Das war keineswegs ein Ausrutscher.

Reinhard Kardinal Marx gab schon am 22. Januar der US-amerikanischen Zeitschrift der Jesuiten America ein Interview, in welchem er seine Hoffnungen für die Familiensynode im Oktober 2015 und seine Vision von Kirche schildert. In Deutschland wurden vor allem die Passagen zu geschiedenen Wiederverheirateten und Homosexuellen registriert. Die Süddeutsche Zeitung wählte für ihren Bericht die Überschrift „Auch Homosexuelle gehören dazu“, der Nordbayerische Kurier titelte: „Marx für Reformkurs bei wiederverheirateten Geschiedenen“.
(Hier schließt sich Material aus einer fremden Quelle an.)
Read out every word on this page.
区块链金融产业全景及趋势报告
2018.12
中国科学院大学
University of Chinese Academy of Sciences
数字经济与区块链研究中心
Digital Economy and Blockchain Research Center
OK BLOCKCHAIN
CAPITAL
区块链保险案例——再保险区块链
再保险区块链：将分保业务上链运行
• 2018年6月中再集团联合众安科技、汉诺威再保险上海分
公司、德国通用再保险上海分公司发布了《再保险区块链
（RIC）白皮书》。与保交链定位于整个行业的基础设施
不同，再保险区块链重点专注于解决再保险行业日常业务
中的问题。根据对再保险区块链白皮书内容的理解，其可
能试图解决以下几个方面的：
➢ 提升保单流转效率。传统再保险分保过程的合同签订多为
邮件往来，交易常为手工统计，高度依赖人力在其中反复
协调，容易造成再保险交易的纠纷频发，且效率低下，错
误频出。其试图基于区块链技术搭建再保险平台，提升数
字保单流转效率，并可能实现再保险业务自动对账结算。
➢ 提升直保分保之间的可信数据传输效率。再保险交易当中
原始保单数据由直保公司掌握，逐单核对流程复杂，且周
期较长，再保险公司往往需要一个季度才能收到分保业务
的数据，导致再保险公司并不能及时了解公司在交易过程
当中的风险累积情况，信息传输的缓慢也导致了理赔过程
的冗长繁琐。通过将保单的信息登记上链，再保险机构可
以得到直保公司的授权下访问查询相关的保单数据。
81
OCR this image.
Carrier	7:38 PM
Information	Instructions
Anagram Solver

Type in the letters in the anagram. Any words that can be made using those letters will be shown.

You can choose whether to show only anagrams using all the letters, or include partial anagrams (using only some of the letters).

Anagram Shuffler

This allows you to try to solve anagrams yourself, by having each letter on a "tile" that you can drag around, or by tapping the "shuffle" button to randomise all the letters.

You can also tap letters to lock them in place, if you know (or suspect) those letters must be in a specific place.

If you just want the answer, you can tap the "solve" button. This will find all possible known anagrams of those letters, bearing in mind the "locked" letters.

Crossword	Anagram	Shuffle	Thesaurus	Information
Diese Themen sind zur Zeit die wichtigsten für die sogenannten Reformkatholiken, die eine Anpassung der Lehre der katholischen Kirche an die Maxime der sexuellen Revolution der Achtundsechziger-Bewegung anstreben.

Doch Kardinal Marx beschränkt sich im Interview mit „America“ keineswegs auf diese Themen, sondern präzisiert und aktualisiert die üblichen Anschauungen des Reformkatholizismus. Damit stellt er sich an die Spitze einer Bewegung, die spätestens seit dem Missbrauchsskandal vor fünf Jahren immer deutlicher und lauter in der Öffentlichkeit ihre Ansichten vertritt: Die Kirche müsse ihre Strukturen drastisch schleifen, die Kirche müsse sich demokratisieren, und das kirchliche Lehramt müsse sich dem heutigen Lebensgefühl anpassen.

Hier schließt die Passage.